Wenn es über diese Bewegung etwas Positives zu berichten gibt, dann wohl nur, dass sie in den vergangenen neun Monaten ein eindrucksvolles Beispiel dafür abgegeben hat, weshalb es einen Staat Israel als Schutzraum für Jüdinnen und Juden braucht.

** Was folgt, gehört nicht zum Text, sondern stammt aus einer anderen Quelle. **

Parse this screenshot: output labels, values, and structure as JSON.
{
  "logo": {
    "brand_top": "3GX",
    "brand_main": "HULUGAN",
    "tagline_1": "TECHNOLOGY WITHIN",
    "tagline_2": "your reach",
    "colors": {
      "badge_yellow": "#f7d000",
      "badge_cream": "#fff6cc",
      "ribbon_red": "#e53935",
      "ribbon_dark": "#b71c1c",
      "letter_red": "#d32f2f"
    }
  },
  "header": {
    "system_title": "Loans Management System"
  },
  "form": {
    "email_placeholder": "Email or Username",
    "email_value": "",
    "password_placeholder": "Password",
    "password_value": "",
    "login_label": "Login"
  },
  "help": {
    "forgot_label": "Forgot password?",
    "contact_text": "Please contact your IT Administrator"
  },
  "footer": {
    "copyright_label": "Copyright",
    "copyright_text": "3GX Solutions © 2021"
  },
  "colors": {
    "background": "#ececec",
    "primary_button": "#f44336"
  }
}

Natürlich kann niemand die Bewegung der sogenannten „Palästina-Solidarität“ dazu zwingen, sich endlich grundlegend zu ändern. Sie muss Geschichte nicht akkurat darstellen, muss sich nicht von Terroristen distanzieren, darf Hamas-Sympathisanten Podien und Lautsprecherwagen überlassen. Die „Palästina-Solidarität“ muss die Hamas nicht dafür kritisieren, dass diese sich in Krankenhäusern versteckt und Zivilisten als menschliche Schutzschilde missbraucht. Sie muss auch nicht von Regimen wie Ägypten und Katar fordern, endlich den Druck auf die Hamas zu erhöhen, damit sie alle Geiseln freilässt und sich aus Gaza zurückzieht.

Aber dann soll diese Bewegung bitte nicht behaupten, es gehe ihr in erster Linie um die Leben der Zivilisten.